De-Mail jetzt mit Ende-zu-Ende-Verschlüsselung

23.04.15  10:02 | Artikel: 962615 | News-Artikel (e)

De-Mail jetzt mit Ende-zu-Ende-VerschlüsselungStartschuss für Ende-zu-Ende-Verschlüsselung: Die De-Mail-Anbieter Deutsche Telekom, Francotyp-Postalia sowie United Internet mit 1&1, WEB.DE und GMX haben gestern ihr neues, stark vereinfachtes Verschlüsselungsverfahren auf Basis des weltweit anerkannten Standards «Pretty Good Privacy» (PGP) live geschaltet. Damit ist es für De-Mail Nutzer möglich, ganz einfach ohne Vorkenntnisse vertrauliche Nachrichten und Dokumente durchgängig vor Zugriffen Dritter zu schützen.

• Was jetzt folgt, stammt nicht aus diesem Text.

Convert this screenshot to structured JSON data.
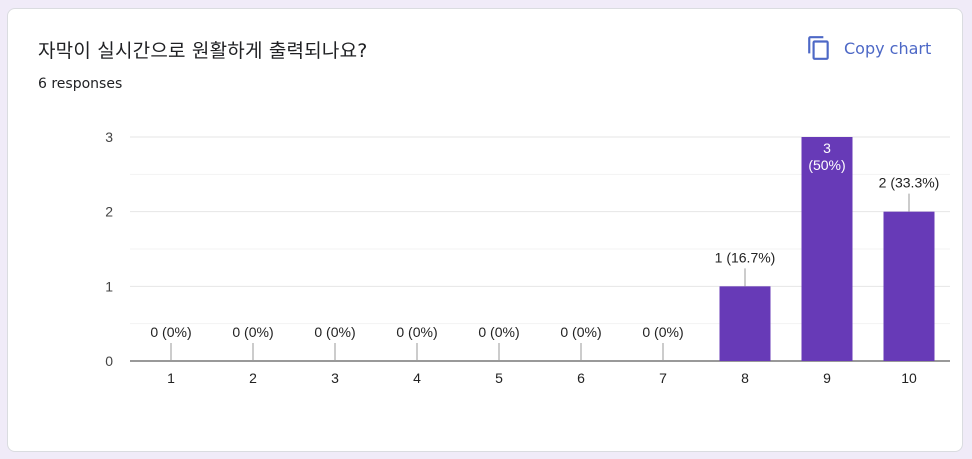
{
  "question": {
    "title": "자막이 실시간으로 원활하게 출력되나요?",
    "responses": "6 responses"
  },
  "toolbar": {
    "copy_label": "Copy chart",
    "copy_icon": "copy-icon"
  },
  "colors": {
    "bar": "#673ab7",
    "accent": "#4d68c6",
    "background": "#f0ebf8"
  },
  "chart_data": {
    "type": "bar",
    "categories": [
      "1",
      "2",
      "3",
      "4",
      "5",
      "6",
      "7",
      "8",
      "9",
      "10"
    ],
    "values": [
      0,
      0,
      0,
      0,
      0,
      0,
      0,
      1,
      3,
      2
    ],
    "data_labels": [
      "0 (0%)",
      "0 (0%)",
      "0 (0%)",
      "0 (0%)",
      "0 (0%)",
      "0 (0%)",
      "0 (0%)",
      "1 (16.7%)",
      "3\n(50%)",
      "2 (33.3%)"
    ],
    "yticks": [
      "0",
      "1",
      "2",
      "3"
    ],
    "ylim": [
      0,
      3
    ],
    "grid": true,
    "legend": "none"
  }
}
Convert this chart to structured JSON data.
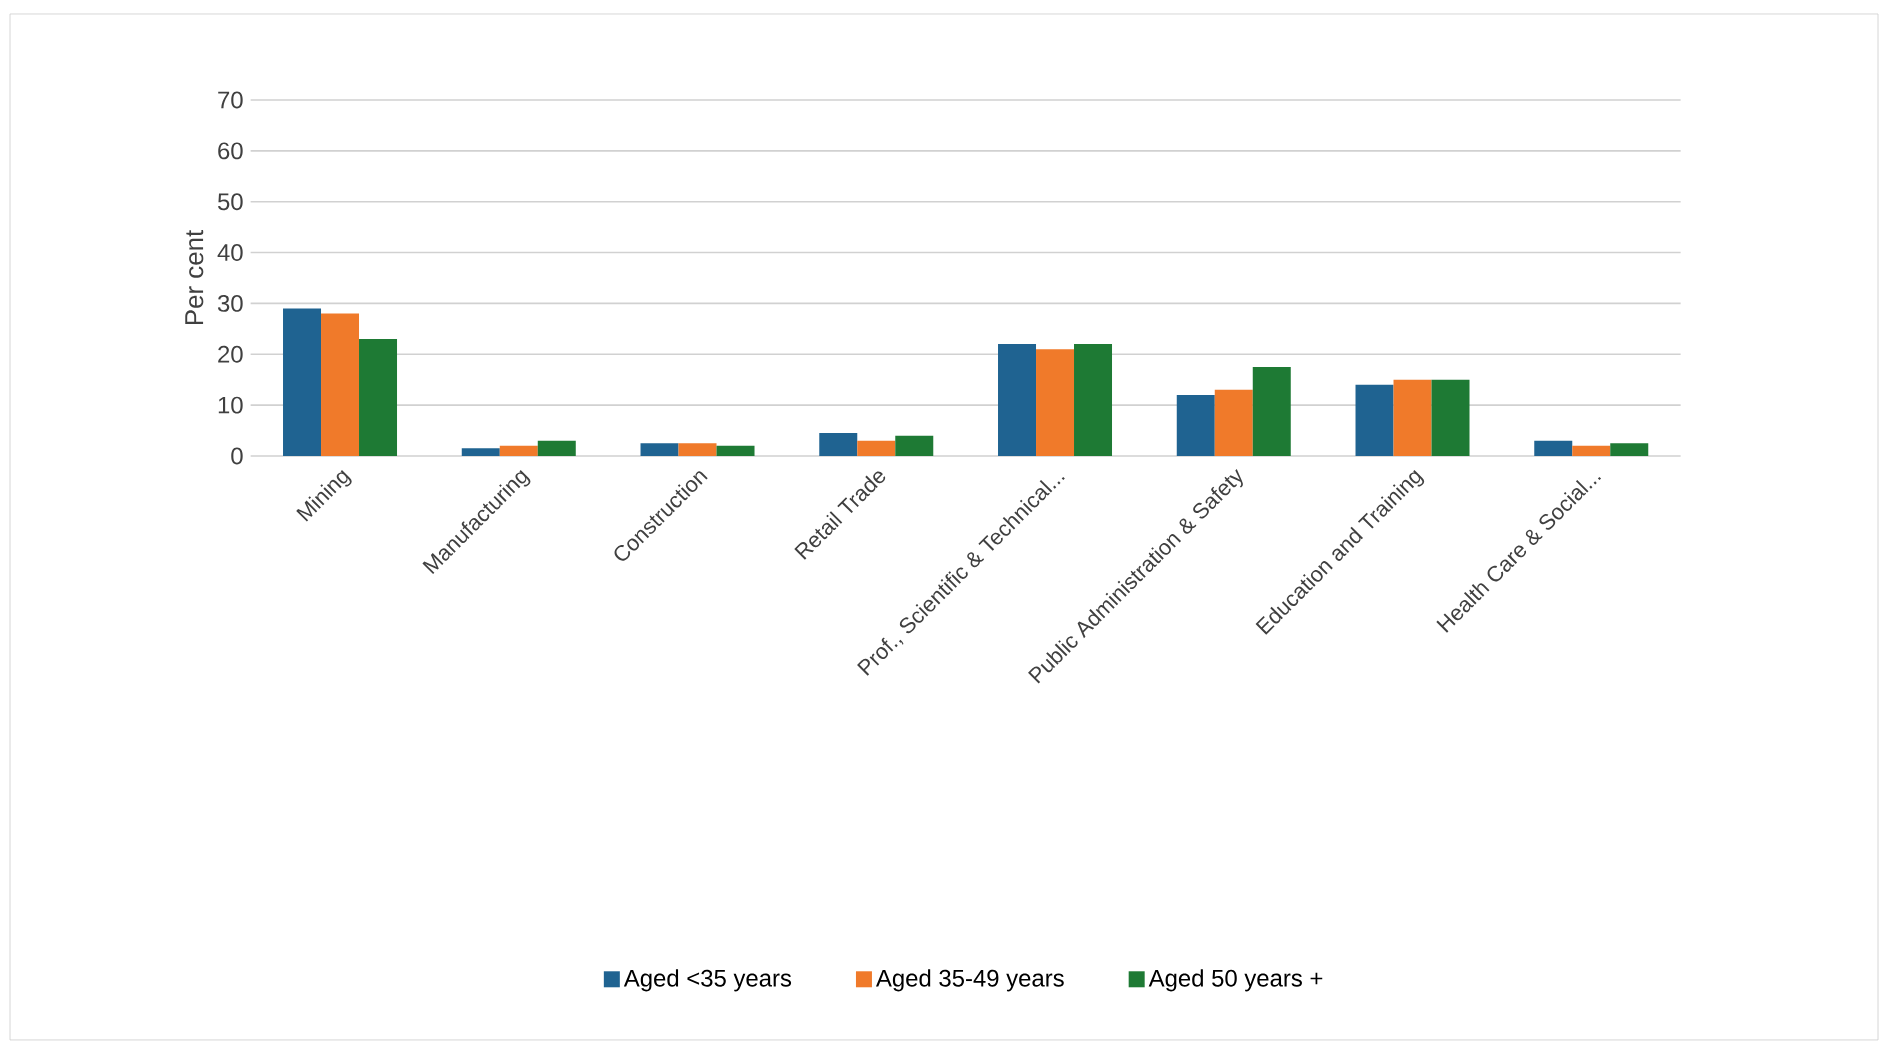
{
  "chart_data": {
    "type": "bar",
    "ylabel": "Per cent",
    "categories": [
      "Mining",
      "Manufacturing",
      "Construction",
      "Retail Trade",
      "Prof., Scientific & Technical...",
      "Public Administration & Safety",
      "Education and Training",
      "Health Care & Social..."
    ],
    "series": [
      {
        "name": "Aged <35 years",
        "color": "#1f6391",
        "values": [
          29,
          1.5,
          2.5,
          4.5,
          22,
          12,
          14,
          3
        ]
      },
      {
        "name": "Aged 35-49 years",
        "color": "#f07a2a",
        "values": [
          28,
          2,
          2.5,
          3,
          21,
          13,
          15,
          2
        ]
      },
      {
        "name": "Aged 50 years +",
        "color": "#1e7a34",
        "values": [
          23,
          3,
          2,
          4,
          22,
          17.5,
          15,
          2.5
        ]
      }
    ],
    "ylim": [
      0,
      70
    ],
    "yticks": [
      0,
      10,
      20,
      30,
      40,
      50,
      60,
      70
    ],
    "grid": "y",
    "legend": "bottom"
  }
}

Der Einsatz von PGP war bisher so komplex, dass lediglich Internet-Experten davon Gebrauch machten. In Summe waren mehr als 40 Schritte mit drei verschiedenen Programmen von der Schlüsselerstellung bis zum Versand und Lesen einer verschlüsselten Mail zu bewältigen. Die De-Mail-Anbieter haben den Prozess jetzt so stark vereinfacht, dass zwei Drittel der Schritte entfallen und der Anwender im Rahmen seiner gewohnten Browser-Umgebung durch den Prozess geführt wird.

Bei einer standardmäßigen Ende-zu-Ende-Verschlüsselung besteht die Gefahr einer Verbreitung von Schadsoftware, weil die Anbieter komplett verschlüsselte Nachrichten nicht mehr automatisiert auf Viren prüfen können. Hier ist die Eigenverantwortung des Nutzers gefordert, der sich um zusätzliche Sicherungsmechanismen zur Virenfilterung kümmern muss, wenn er seine Nachrichten Ende zu Ende verschlüsselt.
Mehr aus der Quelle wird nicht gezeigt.